Sen. Sheldon Whitehouse (D-Rhode Island) says it’s time for the federal prison system to stop growing – and in fact it should follow the lead of states and consider treating nonviolent offenders with mental illness and substance use disorders instead of putting them in prison for long periods of time.
In an op-ed published in the Providence Journal earlier this month, Senator Whitehouse recounts the dramatic expansion of the federal prison system that began in the 1980s – about the same time that the war on drugs took off. During the 40-year period that ended in 1980, the federal prison population remained the same: about 24,000 inmates. By 2013, it was more than 215,000, at a cost of about $29,000 per inmate annually to the federal Bureau of Prisons. The annual tab is now more than $6.7 billion a year, 20 times what it was in 1980.
Other law enforcement priorities within the federal Department of Justice are being squandered by spending on prisons, which is actually more than $8 billion when you add in the cost of U.S. Marshals, said Senator Whitehouse. In 1980, 16 percent of the Justice Department budget was for federal prisons and detention – compared to 30 percent today.
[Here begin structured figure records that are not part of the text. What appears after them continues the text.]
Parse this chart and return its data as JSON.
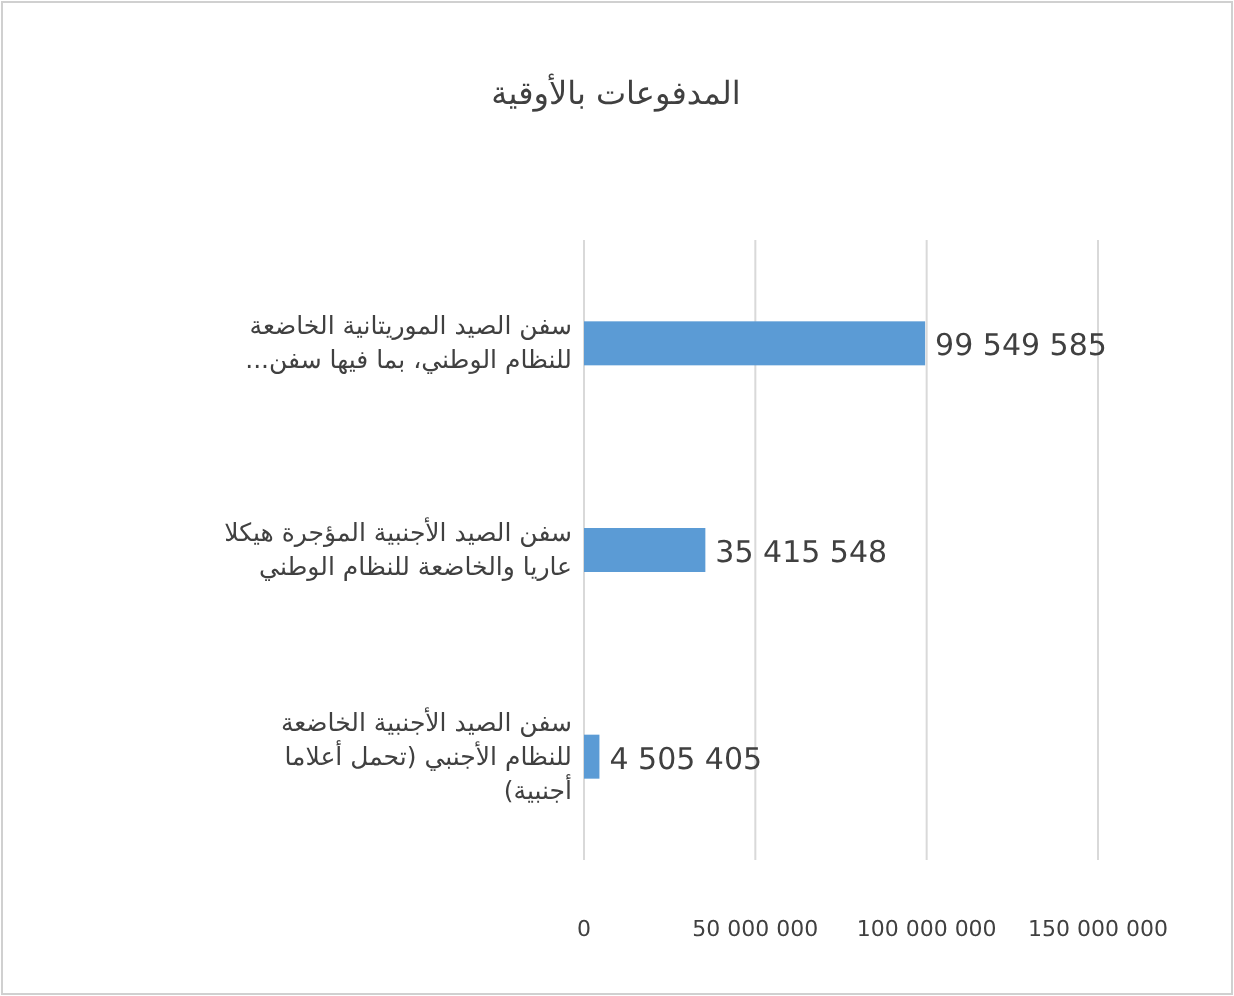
{
  "chart_data": {
    "type": "bar",
    "orientation": "horizontal",
    "title": "المدفوعات بالأوقية",
    "categories": [
      "سفن الصيد الموريتانية الخاضعة للنظام الوطني، بما فيها سفن...",
      "سفن الصيد الأجنبية المؤجرة هيكلا عاريا والخاضعة للنظام الوطني",
      "سفن الصيد الأجنبية الخاضعة للنظام الأجنبي (تحمل أعلاما أجنبية)"
    ],
    "values": [
      99549585,
      35415548,
      4505405
    ],
    "value_labels": [
      "99 549 585",
      "35 415 548",
      "4 505 405"
    ],
    "color": "#5b9bd5",
    "xlim": [
      0,
      150000000
    ],
    "xticks": [
      0,
      {
        "value": 50000000,
        "label": "50 000 000"
      },
      {
        "value": 100000000,
        "label": "100 000 000"
      },
      {
        "value": 150000000,
        "label": "150 000 000"
      }
    ],
    "grid": "x"
  }
}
And Senator Whitehouse questions whether these prison dollars even improve public safety. States are already moving to reinvest this kind of money, looking at sentencing policies to see whether they make sense. For example, does it make sense to impose long prisons sentences on nonviolent offenders, or can certain populations – notably those with mental illness or substance use disorders – be treated better by other systems? In Rhode Island, for example, inmates can obtain earlier release by completing drug treatment programs and vocational training, which reduce the risk of recidivism.
The example of Hawaii’s innovative HOPE program has also shown that penalties for minor parole violations should be swift, predictable, and short.
Similar reforms in Rhode Island led to a 9 percent drop in the state prison population, and a 7 percent decline in the crime rate.
Texas also has followed this path, saving $443 million in the two years following its 2007 reforms and closing – for the first time in the tough-on-crime state’s history – a prison. The crime rate dropped. Similar successes have taken place in Kentucky, Ohio, Arizona, and other states.
Sen. Whitehouse calls on the U.S. Congress to do the same thing, and with Sen. Rob Portman (R-Ohio) has introduced a bill that would implement similar reforms in the federal prison system. “If states as diverse as Rhode Island, Texas, Ohio and Kentucky can rein in corrections spending while better protecting the public, surely we in Congress can do the same,” he concludes.